3ª, 10 de abril de 2007, Vila Setembrina dos Farrapos, Continente de São Sepé
O inferno prometido não se sucedeu. Finda a páscoa, o feriado mais importante para os católicos brasileiros não viveu o caos das duas últimas semanas. No olho do furacão, a sociedade brasileira assistiu o giro do problema. O Núcleo Duro desviou a atenção tanto da CPI do Apagão, que não houve, como das suspeitas levantadas na gestão da Infraero durante o primeiro mandato. Seguindo o padrão da política nacional, vários fatores incidiram em um cenário complexo. E, como quase sempre, a corda arrebentou para o lado mais fraco.
Abaixo das nuvens de fumaça e manobras diversionistas, está uma gestão temerária, abdicando do planejamento em nome do casuísmo chamado de “governabilidade”. O problema, no meu ponto de vista, não está no ato reivindicativo de uma mão de obra especializada e que ganha muito abaixo dos padrões da própria categoria. Nas entranhas do Estado brasileiro, peleiam as prerrogativas das Forças Armadas e a ausência de obras de infra-estrutura. Isto porque a Infraero, inexplicavelmente ainda vinculada ao Ministério da Defesa e não aos Transportes, havia prometido a reforma de pelo menos 65 aeroportos. Entendendo por reforma ampliação das pistas e da capacidade de tráfego e não lojas de conveniência e saguões de passageiros.
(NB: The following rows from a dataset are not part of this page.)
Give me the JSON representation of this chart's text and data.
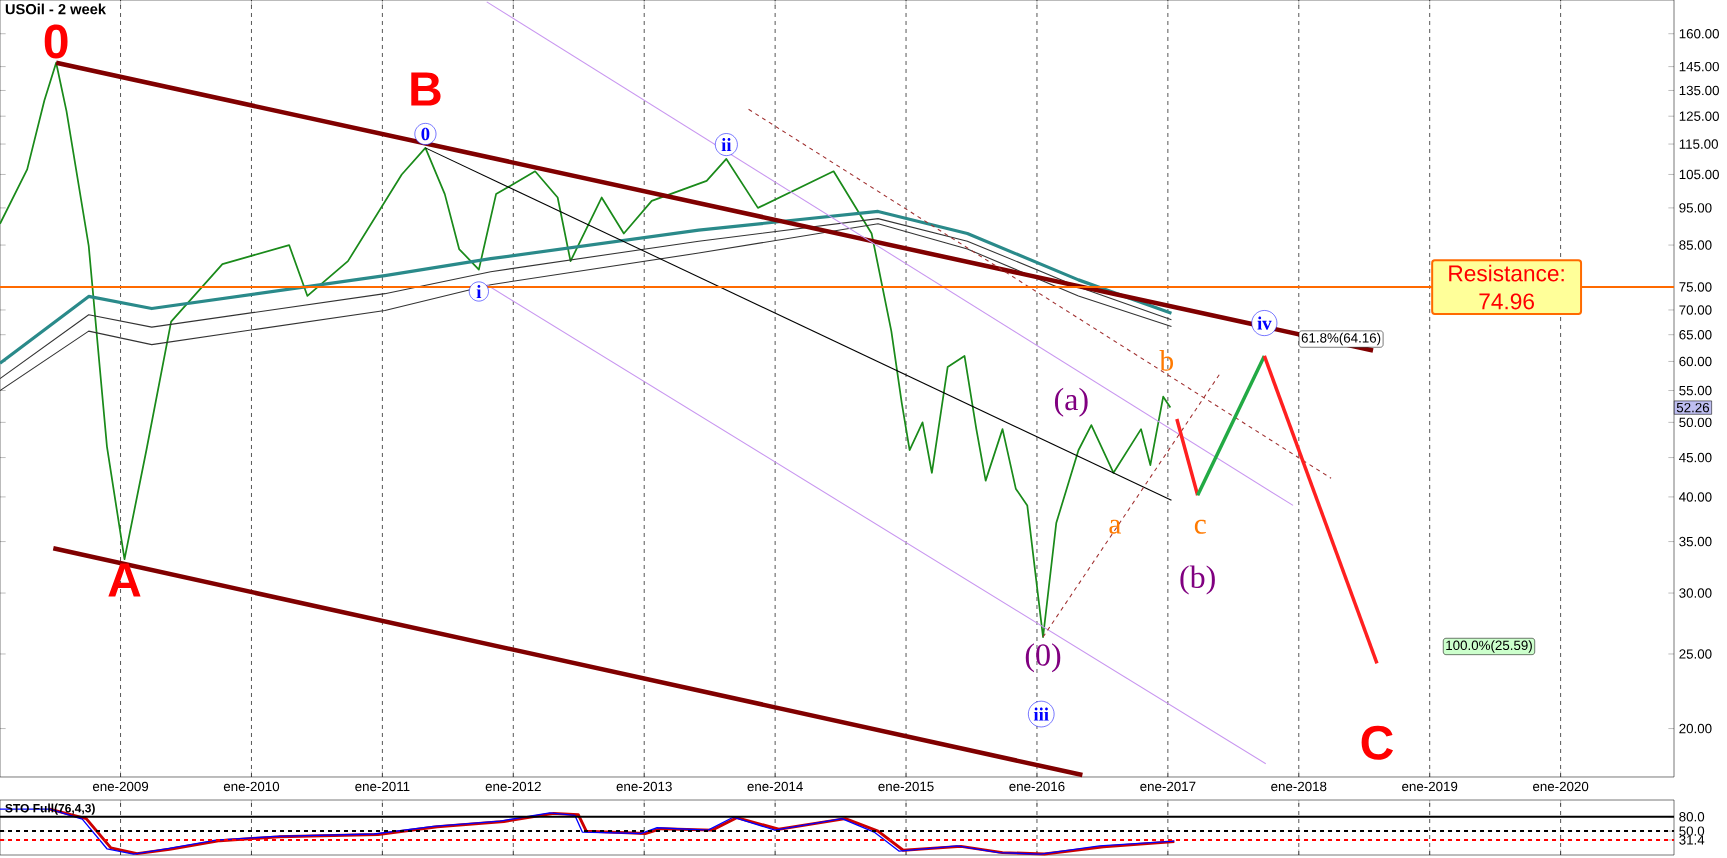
{
  "chart_data": [
    {
      "type": "line",
      "title": "USOil - 2 week",
      "xlim": [
        "2008-01-30",
        "2020-11-13"
      ],
      "ylim": [
        17.3,
        177
      ],
      "log": "y",
      "grid": "x",
      "marker": "none",
      "line_style": "solid",
      "xticks": [
        {
          "value": "2009-01",
          "label": "ene-2009"
        },
        {
          "value": "2010-01",
          "label": "ene-2010"
        },
        {
          "value": "2011-01",
          "label": "ene-2011"
        },
        {
          "value": "2012-01",
          "label": "ene-2012"
        },
        {
          "value": "2013-01",
          "label": "ene-2013"
        },
        {
          "value": "2014-01",
          "label": "ene-2014"
        },
        {
          "value": "2015-01",
          "label": "ene-2015"
        },
        {
          "value": "2016-01",
          "label": "ene-2016"
        },
        {
          "value": "2017-01",
          "label": "ene-2017"
        },
        {
          "value": "2018-01",
          "label": "ene-2018"
        },
        {
          "value": "2019-01",
          "label": "ene-2019"
        },
        {
          "value": "2020-01",
          "label": "ene-2020"
        }
      ],
      "yticks": [
        {
          "value": 20,
          "label": "20.00"
        },
        {
          "value": 25,
          "label": "25.00"
        },
        {
          "value": 30,
          "label": "30.00"
        },
        {
          "value": 35,
          "label": "35.00"
        },
        {
          "value": 40,
          "label": "40.00"
        },
        {
          "value": 45,
          "label": "45.00"
        },
        {
          "value": 50,
          "label": "50.00"
        },
        {
          "value": 55,
          "label": "55.00"
        },
        {
          "value": 60,
          "label": "60.00"
        },
        {
          "value": 65,
          "label": "65.00"
        },
        {
          "value": 70,
          "label": "70.00"
        },
        {
          "value": 75,
          "label": "75.00"
        },
        {
          "value": 85,
          "label": "85.00"
        },
        {
          "value": 95,
          "label": "95.00"
        },
        {
          "value": 105,
          "label": "105.00"
        },
        {
          "value": 115,
          "label": "115.00"
        },
        {
          "value": 125,
          "label": "125.00"
        },
        {
          "value": 135,
          "label": "135.00"
        },
        {
          "value": 145,
          "label": "145.00"
        },
        {
          "value": 160,
          "label": "160.00"
        }
      ],
      "series": [
        {
          "color": "#1a8a1a",
          "x": [
            "2008-01-30",
            "2008-04-15",
            "2008-06-02",
            "2008-07-05",
            "2008-08-03",
            "2008-10-04",
            "2008-11-24",
            "2009-01-12",
            "2009-03-14",
            "2009-05-22",
            "2009-10-12",
            "2010-04-16",
            "2010-06-06",
            "2010-09-27",
            "2011-02-24",
            "2011-05-01",
            "2011-06-24",
            "2011-08-03",
            "2011-09-27",
            "2011-11-14",
            "2012-03-02",
            "2012-05-04",
            "2012-06-09",
            "2012-09-04",
            "2012-11-05",
            "2013-01-22",
            "2013-06-24",
            "2013-08-18",
            "2013-11-14",
            "2014-06-13",
            "2014-09-27",
            "2014-11-21",
            "2014-12-20",
            "2015-01-11",
            "2015-02-16",
            "2015-03-14",
            "2015-04-27",
            "2015-06-13",
            "2015-07-16",
            "2015-08-11",
            "2015-09-27",
            "2015-11-03",
            "2015-12-05",
            "2016-01-18",
            "2016-02-24",
            "2016-04-26",
            "2016-06-01",
            "2016-08-02",
            "2016-10-18",
            "2016-11-13",
            "2016-12-19",
            "2017-01-08"
          ],
          "values": [
            90.6,
            106.6,
            131,
            146.7,
            126.8,
            84.8,
            46.5,
            33.2,
            46,
            67.6,
            80.3,
            85,
            73,
            81,
            105,
            113.7,
            99,
            84,
            79,
            99,
            106,
            98,
            81,
            98,
            88,
            97,
            103,
            110,
            95,
            106,
            88,
            65.7,
            53,
            46,
            50,
            43,
            59,
            61,
            49,
            42,
            49,
            41,
            39,
            26.3,
            37,
            46,
            49.6,
            43,
            49,
            44,
            54,
            52.26
          ]
        },
        {
          "color": "#2a8a8a",
          "x": [
            "2008-01-30",
            "2008-10-04",
            "2009-03-29",
            "2011-01-08",
            "2011-10-30",
            "2013-06-02",
            "2014-10-15",
            "2015-06-21",
            "2016-04-26",
            "2017-01-11"
          ],
          "values": [
            59.7,
            72.9,
            70.3,
            77.6,
            81.6,
            88.9,
            94,
            88,
            76.6,
            69.3
          ]
        },
        {
          "color": "#333333",
          "x": [
            "2008-01-30",
            "2008-10-04",
            "2009-03-29",
            "2011-01-08",
            "2011-10-30",
            "2013-06-02",
            "2014-10-15",
            "2015-06-21",
            "2016-04-26",
            "2017-01-11"
          ],
          "values": [
            57,
            69,
            66.5,
            73.5,
            78.5,
            86,
            92,
            86,
            75,
            68
          ]
        },
        {
          "color": "#333333",
          "x": [
            "2008-01-30",
            "2008-10-04",
            "2009-03-29",
            "2011-01-08",
            "2011-10-30",
            "2013-06-02",
            "2014-10-15",
            "2015-06-21",
            "2016-04-26",
            "2017-01-11"
          ],
          "values": [
            55,
            65.7,
            63.1,
            69.9,
            75.5,
            83,
            90.6,
            84,
            73,
            66.6
          ]
        },
        {
          "color": "#800000",
          "x": [
            "2008-07-05",
            "2018-07-27"
          ],
          "values": [
            146.7,
            62
          ]
        },
        {
          "color": "#800000",
          "x": [
            "2008-06-27",
            "2016-05-07"
          ],
          "values": [
            34.3,
            17.4
          ]
        },
        {
          "color": "#c896f0",
          "x": [
            "2011-10-19",
            "2017-12-16"
          ],
          "values": [
            176,
            39
          ]
        },
        {
          "color": "#c896f0",
          "x": [
            "2011-10-19",
            "2017-10-01"
          ],
          "values": [
            75.5,
            18
          ]
        },
        {
          "color": "#000000",
          "x": [
            "2011-05-01",
            "2017-01-11"
          ],
          "values": [
            113.7,
            39.6
          ]
        },
        {
          "color": "#a03030",
          "line_style": "dashed",
          "x": [
            "2013-10-19",
            "2018-04-01"
          ],
          "values": [
            127.6,
            42.3
          ]
        },
        {
          "color": "#a03030",
          "line_style": "dashed",
          "x": [
            "2016-01-18",
            "2017-05-30"
          ],
          "values": [
            26.3,
            58.2
          ]
        },
        {
          "color": "#ff2020",
          "x": [
            "2017-01-26",
            "2017-03-25"
          ],
          "values": [
            50.5,
            40.2
          ]
        },
        {
          "color": "#22aa44",
          "x": [
            "2017-03-25",
            "2017-09-27"
          ],
          "values": [
            40.2,
            61
          ]
        },
        {
          "color": "#ff2020",
          "x": [
            "2017-09-27",
            "2018-08-07"
          ],
          "values": [
            61,
            24.3
          ]
        }
      ],
      "ref_lines": [
        {
          "axis": "y",
          "value": 74.96,
          "label": "Resistance: 74.96",
          "color": "#ff6a00"
        }
      ],
      "annotations": [
        {
          "text": "0",
          "x": "2008-07-05",
          "y": 146.7
        },
        {
          "text": "A",
          "x": "2009-01-12",
          "y": 33.2
        },
        {
          "text": "B",
          "x": "2011-05-01",
          "y": 113.7
        },
        {
          "text": "C",
          "x": "2018-08-07",
          "y": 24.3
        },
        {
          "text": "0",
          "x": "2011-05-01",
          "y": 113.7
        },
        {
          "text": "i",
          "x": "2011-09-27",
          "y": 79
        },
        {
          "text": "ii",
          "x": "2013-08-18",
          "y": 110
        },
        "iii",
        {
          "text": "iv",
          "x": "2017-09-27",
          "y": 61
        },
        {
          "text": "(0)",
          "x": "2016-01-18",
          "y": 26.3
        },
        {
          "text": "(a)",
          "x": "2016-06-01",
          "y": 49.6
        },
        {
          "text": "(b)",
          "x": "2017-03-25",
          "y": 40.2
        },
        "a",
        "b",
        "c",
        {
          "text": "61.8%(64.16)",
          "x": "2018-01-01",
          "y": 64.16
        },
        "100.0%(25.59)",
        {
          "text": "52.26",
          "y": 52.26
        }
      ]
    },
    {
      "type": "line",
      "title": "STO Full(76,4,3)",
      "xlim": [
        "2008-01-30",
        "2020-11-13"
      ],
      "ylim": [
        0,
        115
      ],
      "grid": "x",
      "tick_labels": "y",
      "marker": "none",
      "xticks": [
        {
          "value": "2009-01",
          "label": null
        },
        {
          "value": "2010-01",
          "label": null
        },
        {
          "value": "2011-01",
          "label": null
        },
        {
          "value": "2012-01",
          "label": null
        },
        {
          "value": "2013-01",
          "label": null
        },
        {
          "value": "2014-01",
          "label": null
        },
        {
          "value": "2015-01",
          "label": null
        },
        {
          "value": "2016-01",
          "label": null
        },
        {
          "value": "2017-01",
          "label": null
        },
        {
          "value": "2018-01",
          "label": null
        },
        {
          "value": "2019-01",
          "label": null
        },
        {
          "value": "2020-01",
          "label": null
        }
      ],
      "yticks": [
        {
          "value": 31.4,
          "label": "31.4"
        },
        {
          "value": 50,
          "label": "50.0"
        },
        {
          "value": 80,
          "label": "80.0"
        }
      ],
      "ref_lines": [
        {
          "axis": "y",
          "value": 80,
          "color": "#000000"
        },
        {
          "axis": "y",
          "value": 50,
          "color": "#000000",
          "line_style": "dashed"
        },
        {
          "axis": "y",
          "value": 31.4,
          "color": "#ff0000",
          "line_style": "dashed"
        }
      ],
      "series": [
        {
          "color": "#cc0000",
          "x": [
            "2008-06-17",
            "2008-09-27",
            "2008-12-05",
            "2009-02-16",
            "2009-05-18",
            "2009-10-05",
            "2010-03-18",
            "2010-12-20",
            "2011-06-03",
            "2011-12-06",
            "2012-04-23",
            "2012-07-01",
            "2012-07-23",
            "2013-01-04",
            "2013-02-17",
            "2013-07-09",
            "2013-09-16",
            "2014-01-11",
            "2014-07-16",
            "2014-10-15",
            "2014-12-24",
            "2015-06-03",
            "2015-09-27",
            "2016-01-22",
            "2016-07-05",
            "2017-01-19"
          ],
          "values": [
            96,
            76,
            15,
            3,
            12,
            30,
            38,
            43,
            59,
            70,
            87,
            84,
            50,
            45,
            55,
            52,
            78,
            54,
            76,
            50,
            10,
            18,
            5,
            2,
            17,
            28
          ]
        },
        {
          "color": "#0000ff",
          "x": [
            "2008-01-30",
            "2008-06-17",
            "2008-09-16",
            "2008-11-24",
            "2009-02-06",
            "2009-05-08",
            "2009-09-24",
            "2010-03-07",
            "2010-12-09",
            "2011-05-23",
            "2011-11-25",
            "2012-04-12",
            "2012-06-21",
            "2012-07-12",
            "2012-12-24",
            "2013-02-06",
            "2013-06-28",
            "2013-09-06",
            "2014-01-01",
            "2014-07-06",
            "2014-10-04",
            "2014-12-13",
            "2015-05-23",
            "2015-09-16",
            "2016-01-11",
            "2016-06-24",
            "2017-01-19"
          ],
          "values": [
            96,
            96,
            75,
            13,
            2,
            13,
            31,
            39,
            44,
            60,
            71,
            88,
            83,
            48,
            45,
            57,
            52,
            79,
            52,
            76,
            48,
            8,
            19,
            5,
            2,
            19,
            29
          ]
        }
      ]
    }
  ]
}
Na outra ponta do problema não está somente a ausência de fiscalização, mas também a ineficiência interventora. Tanto a Controladoria Geral da União (CGU) – com status de ministério, como o Tribunal de Contas da União (TCU) se superpõem em relação a denúncias e investigações. No mesmo caso de licitações suspeitas, podem intervir distintas agências e órgãos estatais. Além dos citados acima, os Ministérios Públicos de São Paulo e Federal também fizeram denúncias.
Se tudo resultasse em uma ágil força-tarefa sob comando de um delegado federal disposto a tudo, seria uma boa saída. Na ausência desta força, quanto mais dados, mais confusões, aumentam os fatos midiáticos e tudo permanece onde está.
Tamanha é a impunidade e o entrevero jornalístico que em todo momento trocamos o boi pelo bife. No caso agora, a Geni da aviação são os controladores e não o desgoverno dos últimos anos. Trabalha-se com a noção de que os grandes movimentos econômicos são inexoráveis. Foi o que ocorreu em relação à falência da Varig e a recente compra do que restara desta pela Gol. Assim, o Brasil tem a proeza de ter um Conselho Administrativo de Defesa Econômica (CADE) que julga os processos depois dos mesmos estarem, de fato, consumados.
Isto porque, embora o órgão com capacidade de preventiva e repressora de abuso econômico ainda não tenha julgado, a Agência Nacional de Aviação Civil (ANAC), segundo sua própria página oficial “em reunião de diretoria ocorrida em 03 de abril de 2007, concedeu autorização prévia à aquisição da VRG Linhas Aéreas S.A. pela GTI S.A., sendo que, em virtude do valor da transação, a matéria será objeto de apreciação compulsória pelo CADE.”
É impossível compreender o caos aéreo brasileiro se não observarmos que o aumento da demanda veio ao encontro do encolhimento e concentração do setor. Em menos de duas décadas fecharam Transbrasil, Vasp e agora Varig. Os aeroportos recebem mais gente, embora as instalações físicas das pistas e hangares não aumentam. E, como que por mágica, os responsabilizados pela crise são os controladores de vôo? Com certeza a resposta é não.
O problema é complexo embora tenha algumas saídas visíveis. Uma delas diz respeito das relações civil-militar e é algo bastante delicado. Escreverei sobre isso posteriormente, mas deixo aqui uma premissa. O Tenente-Brigadeiro Juniti Saito e os demais oficiais-generais e aviadores tem que compreender que a atividade-fim é ser a Força Aérea e não mais a “Aeronáutica”. Isto implica, necessariamente, separar os Cindactas em Defesa e Controle e criar escolas civis de controladores de vôo, a serem admitidos sob concurso público.
Outra saída urgente é conseguir um ministro da Defesa dotado de equipe própria e com capacidade de liderança sobre a caserna. Algo que, definitivamente, Franciso Waldir Pires de Souza não tem.
Por fim, Luiz Inácio e seu Núcleo Duro têm de admitir terem aberto um precedente militar. Ou se reestrutura o sistema aéreo brasileiro, ou esta crise será apenas um capítulo em um largo livro que começou a ser escrito nas desventuras do tenente-coronel aviador Haroldo Veloso.